Despite short-term pain, the EU’s liberalised gas markets have brought long-term financial gains
Today’s record-high natural gas prices have raised questions about the liberalisation of the European Union’s natural gas market and its gradual move towards allowing real-time market trading to set prices rather than long-term contracts.
While liberalisation has meant greater European exposure to the recent spikes in the price of imported gas, it has also cut the EU’s gas bills over the past decade. And the increased flexibility it provides will be essential as the continent transitions to greater reliance on renewable energy sources, which are cleaner but whose output is more variable.
Before the 2000s, most natural gas prices in the EU were determined by long-term contracts linked to the price of oil, a system known as oil-indexation. Gas prices followed oil price trends, with volatility smoothed by the use of moving averages. This provided a relatively stable reference price that underpinned large-scale investments in upstream projects, transport pipelines and liquefied natural gas (LNG) terminals. However, gas prices did not reflect supply-demand fundamentals of the gas market itself, and buyers in the EU were unable to take advantage of periods of lower-cost supply, particularly following the US shale gas revolution. Over the last decade, gas prices in the EU have gradually moved away from oil-indexation toward “gas-on-gas” competition, where prices reflect multiple sellers and buyers of natural gas on spot markets. The Title Transfer Facility (TTF) in the Netherlands emerged as the most liquid hub and relevant price benchmark in the EU, offering trading and hedging options to a growing pool of market participants.
Over the past decade, the EU also built up significant capacity to import gas via pipelines or as LNG. The shift towards spot market pricing allowed the EU to benefit from low prices for LNG imports during periods of ample supply. However, for reasons set out in a previous commentary, gas supplies are now tight and spot prices in Europe are at record highs. We estimate that EU countries will pay around $30 billion more for natural gas in 2021 than if they had stuck with oil-indexation. However, in aggregate, the gradual transition to gas-on-gas competition – which increased as a share of total gas imports from 30% in 2010 to over 80% in 2020 – has saved an estimated $70 billion in lower gas import bills cumulatively over the past decade.
Today’s high prices are a reflection of gas’s value as a flexible energy source able to meet both short-term and seasonal peaks in demand. Falling output in the EU (particularly from the Groningen gas field in the Netherlands) and in the United Kingdom has diminished capacity to meet such peaks from domestic production. The last large-scale use of domestic capabilities to meet sharp swings in demand was in 2015-16. Since then, imports – in combination with storage injection and withdrawal – have largely filled the gap.

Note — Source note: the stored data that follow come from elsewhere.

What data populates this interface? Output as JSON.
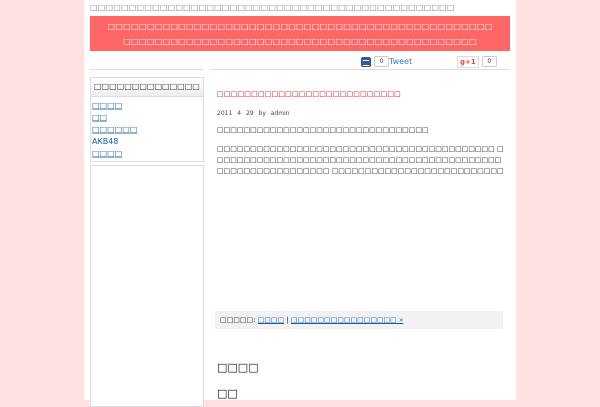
{
  "site": {
    "tagline": "□□□□□□□□□□□□□□□□□□□□□□□□□□□□□□□□□□□□□□□□□□□□□□□"
  },
  "banner": {
    "line1": "□□□□□□□□□□□□□□□□□□□□□□□□□□□□□□□□□□□□□□□□□□□□□□□□□",
    "line2": "□□□□□□□□□□□□□□□□□□□□□□□□□□□□□□□□□□□□□□□□□□□□□"
  },
  "social": {
    "like_count": "0",
    "tweet_label": "Tweet",
    "gplus_label": "g+1",
    "gplus_count": "0"
  },
  "sidebar": {
    "widget_title": "□□□□□□□□□□□□□□",
    "items": [
      {
        "label": "□□□□"
      },
      {
        "label": "□□"
      },
      {
        "label": "□□□□□□"
      },
      {
        "label": "AKB48"
      },
      {
        "label": "□□□□"
      }
    ]
  },
  "post": {
    "title": "□□□□□□□□□□□□□□□□□□□□□□□□□□□",
    "meta": {
      "year": "2011",
      "month": "4",
      "day": "29",
      "by": "by admin"
    },
    "paragraph1": "□□□□□□□□□□□□□□□□□□□□□□□□□□□□□□□□",
    "paragraph2": "□□□□□□□□□□□□□□□□□□□□□□□□□□□□□□□□□□□□□□□□□□ □□□□□□□□□□□□□□□□□□□□□□□□□□□□□□□□□□□□□□□□□□□□□□□□□□□□□□□□□□□□□ □□□□□□□□□□□□□□□□□□□□□□□□□□",
    "footer": {
      "label": "□□□□□:",
      "category": "□□□□",
      "separator": "|",
      "next": "□□□□□□□□□□□□□□□□ »"
    }
  },
  "sections": {
    "heading1": "□□□□",
    "heading2": "□□"
  }
}
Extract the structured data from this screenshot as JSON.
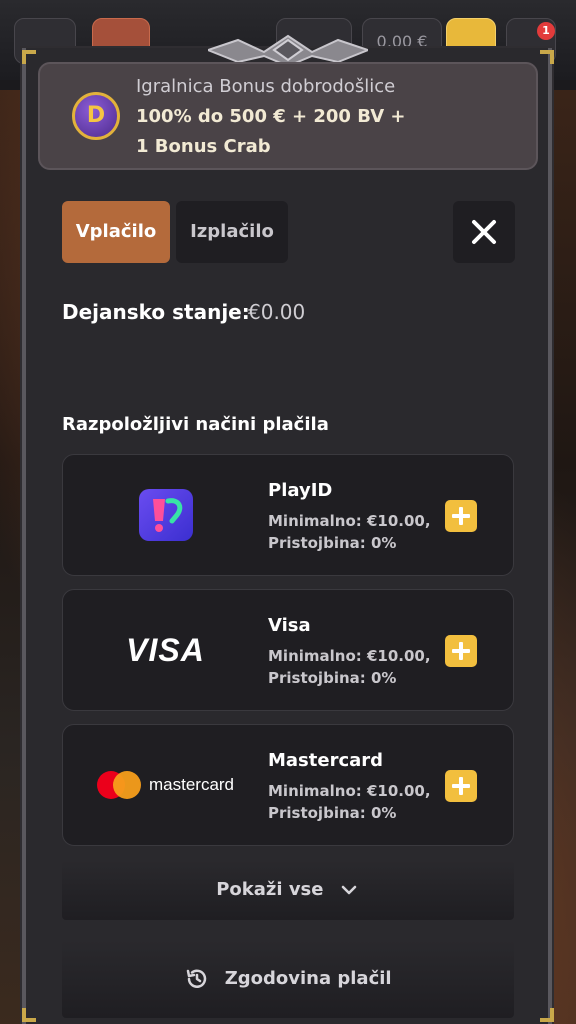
{
  "background": {
    "balance": "0,00 €",
    "notification_count": "1"
  },
  "bonus": {
    "title": "Igralnica Bonus dobrodošlice",
    "line1": "100% do 500 € + 200 BV +",
    "line2": "1 Bonus Crab",
    "logo_letter": "D"
  },
  "tabs": {
    "deposit": "Vplačilo",
    "withdraw": "Izplačilo"
  },
  "balance": {
    "label": "Dejansko stanje:",
    "value": "€0.00"
  },
  "methods_heading": "Razpoložljivi načini plačila",
  "methods": [
    {
      "name": "PlayID",
      "minimum": "Minimalno: €10.00,",
      "fee": "Pristojbina: 0%",
      "logo": "playid-logo"
    },
    {
      "name": "Visa",
      "minimum": "Minimalno: €10.00,",
      "fee": "Pristojbina: 0%",
      "logo": "VISA"
    },
    {
      "name": "Mastercard",
      "minimum": "Minimalno: €10.00,",
      "fee": "Pristojbina: 0%",
      "logo": "mastercard"
    }
  ],
  "show_all": "Pokaži vse",
  "history": "Zgodovina plačil",
  "colors": {
    "accent": "#b46a3b",
    "add_button": "#f2bf3e",
    "panel": "#2a292d",
    "card": "#1f1e22"
  }
}
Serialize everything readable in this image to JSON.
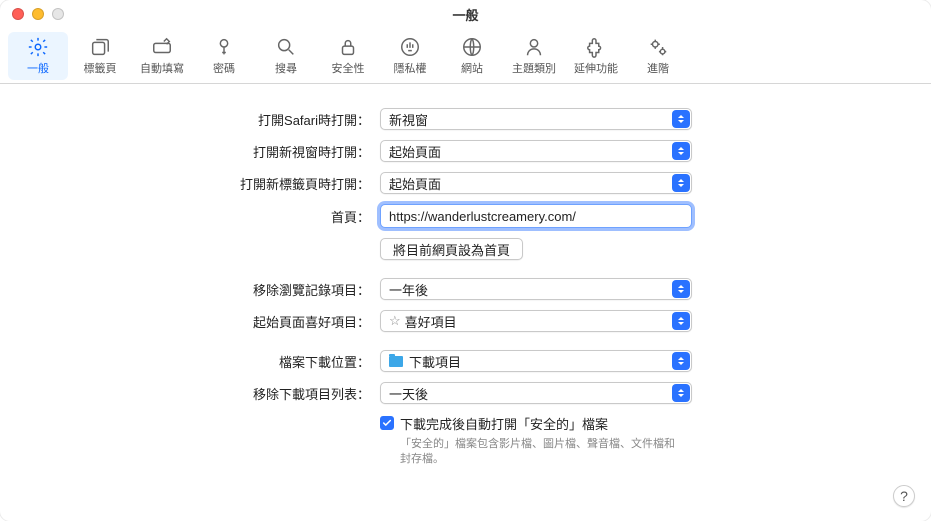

Looking ahead, in the Stated Policies Scenario of the World Energy Outlook 2021, which reflects how the energy system could develop based on today’s policy settings, EU gas demand declines by around 10 billion cubic metres (bcm) between 2020 and 2030. But domestic gas production falls at a faster rate over the same period, declining by 15 bcm to a level 30% lower than in 2020. As a result, LNG and pipeline imports grow to meet the supply gap. Over the same period, gas imports by emerging and developing economies in Asia rise by 250 bcm, setting the stage for greater competition for marginal volumes should periods of tight supply arise again.
In the World Energy Outlook 2021’s Announced Pledges Scenario – which assumes the EU’s net zero emissions targets are achieved in full – energy efficiency improvements and the expansion of technologies such as heat pumps and batteries mean that natural gas demand falls by 20%, or almost 90 bcm, by 2030. In this case, EU gas imports peak in the mid-2020s.
The dilemma for policy makers is that, despite declining overall demand, flexible gas supply remains essential over the next decade, particularly in the power sector. Detailed hourly power modelling shows that, even though gas use for power generation on an annual basis is 10% lower in 2030 relative to 2020, peak weekly demand is 15% higher. This is because gas-fired power generation plays a much greater role in helping to balance variable renewable sources of generation such as solar and wind.
Moreover, even as heat pumps replace direct natural gas use in buildings, the seasonality would be transferred to the electricity sector, where gas-fired power would again be the fall-back option. Under today’s system of marginal cost pricing, gas import prices would still exert considerable influence on the affordability of energy during periods of peak demand.
As the IEA emphasised in its recent statement on natural gas and electricity markets, the links between electricity and gas markets are not going to go away anytime soon: as clean energy transitions advance on a path towards net zero emissions, global natural gas demand will start to decline. But it will remain an important component of electricity security, and a parallel ramp up in low-carbon gases such as hydrogen and biomethane, and a reconfiguration and repurposing of gas infrastructure, can ensure that gases continue to play an essential role in managing large seasonal variations in electricity demand.